Anna - I feel as if I am often a very young child wandering through a forest of words. Often the trees talk to me and we have wonderful kids play with words. At those times I feel the wonderful child who simply plays.
The Monkey and the Ox Herding are things I could weave words around forever and still not capture in the weaving the enormous meaning.
But another of you post that I cannot find - I find it much easier - my advanced age you understand
- to see separate entries rather than long ones - here is something in reply to the entry I can't find. It was about collective unconscious.
In my dream I was in the garden of a large house. To the right of the house, my right that is, I saw the garden had been changed. I realised that I knew the garden from childhood, and there used to be a large pool by the house in which we all bathed when young. The ground sloped up from the house and was rough, but part of it had been dug over. The care and skill with which this had been done deeply impressed me.
There were no direct associations I could make with the house or the pond, so I started allowing spontaneous material to enter into the dream, allowing my mind to roam freely and show me out of what images and feelings the dream had been fashioned.
I started with the pond, and had the most unexpected set of fantasies and feelings bubble up from within. The garden when we were children referred to a condition of mind, which I now experienced, in which a group shared a common awareness, and felt at one with their environment. In other words there was no separate identity. No one in the group knew themselves as an individual. I knew as I experienced this that it was about the early condition of human beings, and was represented in the Bible as the Garden of Eden. It was about the history of our development as human beings. It showed me that in the early stages of evolution all human beings lived in a state of awareness in which they had no sense of separation from nature itself. They had no sense of individual existence either, but lived in a sort of paradise where there was no idea of birth or death or right or wrong. They felt at one with each other in their small groups and with the forces of nature.
When I experienced this I understood at last what the story of Genesis meant. It was about stages of psychological development, not physical or mythical history. Humans had come out of the pool though, out of the collective awareness, and at that point I experienced a mass of impressions and images I still cannot completely understand. The images suggested that at first, maybe one or two humans climbed out of that pool, and they left a mark. They climbed out and put one stone on top of another.

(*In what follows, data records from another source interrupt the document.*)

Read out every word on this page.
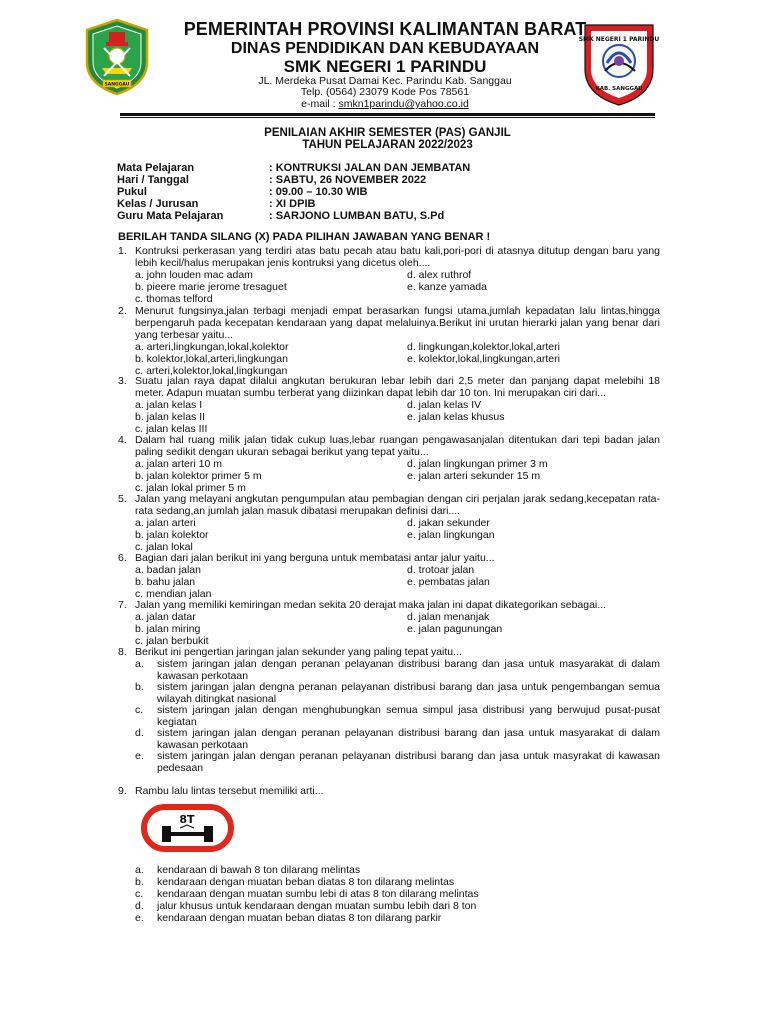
SANGGAU
SMK NEGERI 1 PARINDU
KAB. SANGGAU
PEMERINTAH PROVINSI KALIMANTAN BARAT
DINAS PENDIDIKAN DAN KEBUDAYAAN
SMK NEGERI 1 PARINDU
JL. Merdeka Pusat Damai Kec. Parindu Kab. Sanggau
Telp. (0564) 23079 Kode Pos 78561
e-mail : smkn1parindu@yahoo.co.id
PENILAIAN AKHIR SEMESTER (PAS) GANJIL
TAHUN PELAJARAN 2022/2023
Mata Pelajaran	: KONTRUKSI JALAN DAN JEMBATAN
Hari / Tanggal	: SABTU, 26 NOVEMBER 2022
Pukul	: 09.00 – 10.30 WIB
Kelas / Jurusan	: XI DPIB
Guru Mata Pelajaran	: SARJONO LUMBAN BATU, S.Pd
BERILAH TANDA SILANG (X) PADA PILIHAN JAWABAN YANG BENAR !
1. Kontruksi perkerasan yang terdiri atas batu pecah atau batu kali,pori-pori di atasnya ditutup dengan baru yang lebih kecil/halus merupakan jenis kontruksi yang dicetus oleh....
a. john louden mac adam
b. pieere marie jerome tresaguet
c. thomas telford
d. alex ruthrof
e. kanze yamada
2. Menurut fungsinya,jalan terbagi menjadi empat berasarkan fungsi utama,jumlah kepadatan lalu lintas,hingga berpengaruh pada kecepatan kendaraan yang dapat melaluinya.Berikut ini urutan hierarki jalan yang benar dari yang terbesar yaitu...
a. arteri,lingkungan,lokal,kolektor
b. kolektor,lokal,arteri,lingkungan
c. arteri,kolektor,lokal,lingkungan
d. lingkungan,kolektor,lokal,arteri
e. kolektor,lokal,lingkungan,arteri
3. Suatu jalan raya dapat dilalui angkutan berukuran lebar lebih dari 2,5 meter dan panjang dapat melebihi 18 meter. Adapun muatan sumbu terberat yang diizinkan dapat lebih dar 10 ton. Ini merupakan ciri dari...
a. jalan kelas I
b. jalan kelas II
c. jalan kelas III
d. jalan kelas IV
e. jalan kelas khusus
4. Dalam hal ruang milik jalan tidak cukup luas,lebar ruangan pengawasanjalan ditentukan dari tepi badan jalan paling sedikit dengan ukuran sebagai berikut yang tepat yaitu...
a. jalan arteri 10 m
b. jalan kolektor primer 5 m
c. jalan lokal primer 5 m
d. jalan lingkungan primer 3 m
e. jalan arteri sekunder 15 m
5. Jalan yang melayani angkutan pengumpulan atau pembagian dengan ciri perjalan jarak sedang,kecepatan rata-rata sedang,an jumlah jalan masuk dibatasi merupakan definisi dari....
a. jalan arteri
b. jalan kolektor
c. jalan lokal
d. jakan sekunder
e. jalan lingkungan
6. Bagian dari jalan berikut ini yang berguna untuk membatasi antar jalur yaitu...
a. badan jalan
b. bahu jalan
c. mendian jalan
d. trotoar jalan
e. pembatas jalan
7. Jalan yang memiliki kemiringan medan sekita 20 derajat maka jalan ini dapat dikategorikan sebagai...
a. jalan datar
b. jalan miring
c. jalan berbukit
d. jalan menanjak
e. jalan pagunungan
8. Berikut ini pengertian jaringan jalan sekunder yang paling tepat yaitu...
a. sistem jaringan jalan dengan peranan pelayanan distribusi barang dan jasa untuk masyarakat di dalam kawasan perkotaan
b. sistem jaringan jalan dengna peranan pelayanan distribusi barang dan jasa untuk pengembangan semua wilayah ditingkat nasional
c. sistem jaringan jalan dengan menghubungkan semua simpul jasa distribusi yang berwujud pusat-pusat kegiatan
d. sistem jaringan jalan dengan peranan pelayanan distribusi barang dan jasa untuk masyarakat di dalam kawasan perkotaan
e. sistem jaringan jalan dengan peranan pelayanan distribusi barang dan jasa untuk masyrakat di kawasan pedesaan
9. Rambu lalu lintas tersebut memiliki arti...
8T
a. kendaraan di bawah 8 ton dilarang melintas
b. kendaraan dengan muatan beban diatas 8 ton dilarang melintas
c. kendaraan dengan muatan sumbu lebi di atas 8 ton dilarang melintas
d. jalur khusus untuk kendaraan dengan muatan sumbu lebih dari 8 ton
e. kendaraan dengan muatan beban diatas 8 ton dilarang parkir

The images developed further into suggesting that many ancient monuments were an expression of this enormous sense of the newly found identity – of personal existence.
I understood this to mean that one or two humans had achieved personal identity. In that state they realised something about themselves – they could say ‘I am’. They could ask ‘Who am I?’ That had never been possible before.
I need to say what arose in me were not those words or memory or vision of definite events, but a sense of touching or experiencing an overall memory, a vast overall process. So I am trying to put into words what I sensed. It was such a wonderful thing, so full of experience, to see this that I want to try to describe it. At the same time, it was an immense process and difficult to capture.
What I felt was that the pool was a collective consciousness such as Jung speaks of, and that it still exists now in our unconscious. At the early stages of human development though, it was the everyday experience, but the individuals who attained self awareness began to build a new type of life. They left stone monuments, carvings, paintings in caves, stone circles, pyramids; each person, each group realising deep down that this new level of awareness was a thing to be given and built. The Sphinx is an image of this half way state of human and animal.
This is where words are difficult, but the dug ground in the dream depicts it. If the son of a farmer takes over the farm, his work and achievement are built upon what his father did with the land. The father’s work is built upon by the son, and is a continuation, of what his father did. Even if one was to take a piece of land which had never been farmed before, one would farm it with tools, experience and attitudes developed gradually through thousands of years of human effort. I saw that I, although I am not usually aware of it, am formed out of the ideas, words, attitudes, pleasure and pain left to me as a heritage by millions of people. If I had not been raised by modern humans I would, in fact, not have developed an identity. My identity is a gift to me from the great river of human beings who left a mark, one stone on top of another, a concept enshrined in art, a struggle or love immortalised in stone, a realisation and transcendence depicted in a religious ritual or in a new word.
The garden, the dug plot was myself, my personality. But my personality, the attitudes and reactions of its very foundations and structure, the words with which my mind realises its existence, are the living remains of countless other lives and their endeavour, their love, their ignoble failure, their genius and their prayers. I AM my ancestors. That I have also dug that plot by my work on my dreams, by trying to transform the unwieldy loam of myself into finer stuff, gives me a place in the river of life, in the eternal process of continuity.
Most important of all, perhaps, in such simple acts as writing out this dream, I leave a mark. I etch upon the world the sign of my own realisation, the changed lines of transformation. For self consciousness is a sort of collective consciousness which forever depends upon giving, and upon physical records of living beings to enshrine its existence. Without living beings who carry the words and responses gradually developed by myriad ancestors; without books, paintings, music, science and architecture, we have no existence as people. In one generation we could be swallowed up by that pool, that sea of self–forgetting symbolised by the waters that swallowed Noah’s contemporaries. Even now, without the love of giving, that sea can swallow us. That was my dream.